Well … speaking from experience, no matter how closely I hold my power, if my entire life is lived within a context where my power is not acknowledged and where, when insisting that I retain my power, I just don’t fit in it gets pretty darn tempting to just let a little bit of it go … and then, maybe just a little bit more … and the slow ooze goes on until one day there’s just nothing left. I did that once. And the day I woke up realizing that I had let all of my power slowly leak away was a rude awakening indeed.
It was a lot harder to take it back than it had been to give it up. I found that fighting for it rarely left me victorious, but that by changing the rules a lot was accomplished.
I essentially just turned the table on the game and changed *my* reality to be one that did not acknowledged the mere possibility that I was impotent. It worked. Well, I should say, it is working… the more I reclaim the more aware I become of other places I have left it lying around awaiting retrieval. Currently, I’m obsessed not with how much of my power men hold, but with how much of it Money (and its legion of demi-demons) holds. I’m feeling very impotent in today’s Commercial Corporatocracy. ANYWAY – I digress.

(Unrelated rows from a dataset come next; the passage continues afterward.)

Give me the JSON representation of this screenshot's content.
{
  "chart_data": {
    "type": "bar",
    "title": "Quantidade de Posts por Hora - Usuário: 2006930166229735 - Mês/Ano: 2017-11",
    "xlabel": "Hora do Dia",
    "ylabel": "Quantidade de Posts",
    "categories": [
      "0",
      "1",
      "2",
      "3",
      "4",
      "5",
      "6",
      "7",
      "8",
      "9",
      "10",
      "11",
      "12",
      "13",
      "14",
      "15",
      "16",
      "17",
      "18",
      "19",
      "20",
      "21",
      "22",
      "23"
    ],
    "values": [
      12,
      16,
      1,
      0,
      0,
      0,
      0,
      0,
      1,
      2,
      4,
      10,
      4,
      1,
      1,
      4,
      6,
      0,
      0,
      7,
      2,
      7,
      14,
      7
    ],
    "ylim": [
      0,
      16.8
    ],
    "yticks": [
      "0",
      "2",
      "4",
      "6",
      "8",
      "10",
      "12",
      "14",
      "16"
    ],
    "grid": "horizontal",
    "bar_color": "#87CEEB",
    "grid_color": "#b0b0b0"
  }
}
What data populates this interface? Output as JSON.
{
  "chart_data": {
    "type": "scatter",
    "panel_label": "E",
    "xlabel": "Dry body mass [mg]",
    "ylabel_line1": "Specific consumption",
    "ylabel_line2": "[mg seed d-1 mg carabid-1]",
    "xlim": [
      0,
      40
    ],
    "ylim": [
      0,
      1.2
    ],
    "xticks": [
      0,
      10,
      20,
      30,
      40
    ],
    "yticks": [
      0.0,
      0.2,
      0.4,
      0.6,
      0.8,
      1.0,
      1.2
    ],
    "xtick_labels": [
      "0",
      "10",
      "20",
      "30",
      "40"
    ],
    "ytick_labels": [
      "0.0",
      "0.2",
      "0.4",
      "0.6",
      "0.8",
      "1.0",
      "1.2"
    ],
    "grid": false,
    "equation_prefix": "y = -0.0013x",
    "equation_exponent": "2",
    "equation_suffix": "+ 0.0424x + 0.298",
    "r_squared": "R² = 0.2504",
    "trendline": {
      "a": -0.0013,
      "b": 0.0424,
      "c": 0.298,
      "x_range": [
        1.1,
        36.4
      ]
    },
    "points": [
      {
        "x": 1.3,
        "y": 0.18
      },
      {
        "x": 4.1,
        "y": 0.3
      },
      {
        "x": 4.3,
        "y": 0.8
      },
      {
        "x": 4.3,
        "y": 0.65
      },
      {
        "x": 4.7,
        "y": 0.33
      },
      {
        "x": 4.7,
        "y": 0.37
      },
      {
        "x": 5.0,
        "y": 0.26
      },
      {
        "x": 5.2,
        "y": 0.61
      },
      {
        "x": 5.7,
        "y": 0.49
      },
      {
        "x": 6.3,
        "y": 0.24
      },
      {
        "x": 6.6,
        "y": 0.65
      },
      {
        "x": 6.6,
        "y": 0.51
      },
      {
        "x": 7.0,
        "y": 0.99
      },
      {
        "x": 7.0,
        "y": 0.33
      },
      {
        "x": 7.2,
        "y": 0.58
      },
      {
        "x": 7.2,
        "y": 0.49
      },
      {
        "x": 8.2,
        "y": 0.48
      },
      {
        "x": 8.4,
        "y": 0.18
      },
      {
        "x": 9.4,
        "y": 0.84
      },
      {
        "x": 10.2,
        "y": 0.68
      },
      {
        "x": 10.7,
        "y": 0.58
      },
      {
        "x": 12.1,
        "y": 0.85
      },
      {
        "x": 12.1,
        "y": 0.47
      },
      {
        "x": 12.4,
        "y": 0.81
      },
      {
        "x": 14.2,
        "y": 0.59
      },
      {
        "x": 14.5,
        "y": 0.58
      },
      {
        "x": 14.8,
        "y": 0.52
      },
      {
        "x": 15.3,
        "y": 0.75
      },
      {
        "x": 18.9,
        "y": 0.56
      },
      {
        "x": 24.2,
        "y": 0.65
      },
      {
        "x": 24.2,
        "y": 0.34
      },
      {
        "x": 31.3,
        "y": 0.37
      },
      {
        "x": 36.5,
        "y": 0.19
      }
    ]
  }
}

I find the word “estrangement” thought provoking. If a woman becomes estranged from her sexuality, that means that she no longer connects to it. Does that mean she also denies it?
Let’s consider what not being connected to /denying one’s sexuality (not gender, not sex) might look like: Overweight? Frigid? Unconscious yet Superficially Successful Attempts to be Not-Beautiful? Destructive instead of Creative? Feeling Unlovable and/or Undesirable? Feeling Exploited? Feeling Dis-Connected from Humanity? Resentment of one’s situation? Yeah – that’s how it was for me in my marriage. Perhaps I divulge too much of myself ... (Note: I was not married to a “bad” man … he’s actually a darling … I just gave too much of my power away, and once I re-claimed it, the dynamic of our relationship didn’t adjust to fit the new circumstances.)
Exploitation. Someone using my sexuality to achieve their ends: to sell things, to show status, to engender ideas, to display virility by parading me around as a possession/conquest... Yeah … it’s a tragic fact … that has happened and continues to happen on a grossly exaggerated scale to women-at-large.
I suppose the “Evil” that plays out here is that somehow, women have bought into the fact that that’s what their sexuality is FOR. And that SEXUALITY is the only thing that defines them as a woman. While there are definitely women who have not bought in to that nightmare, fake boobs, provocative clothing, meticulously painted faces and emaciated bodies attest to the fact that many, many, many women have. Hook, line and sinker.
… and there are still those who wonder what on Earth feminists could be concerned about … go figure.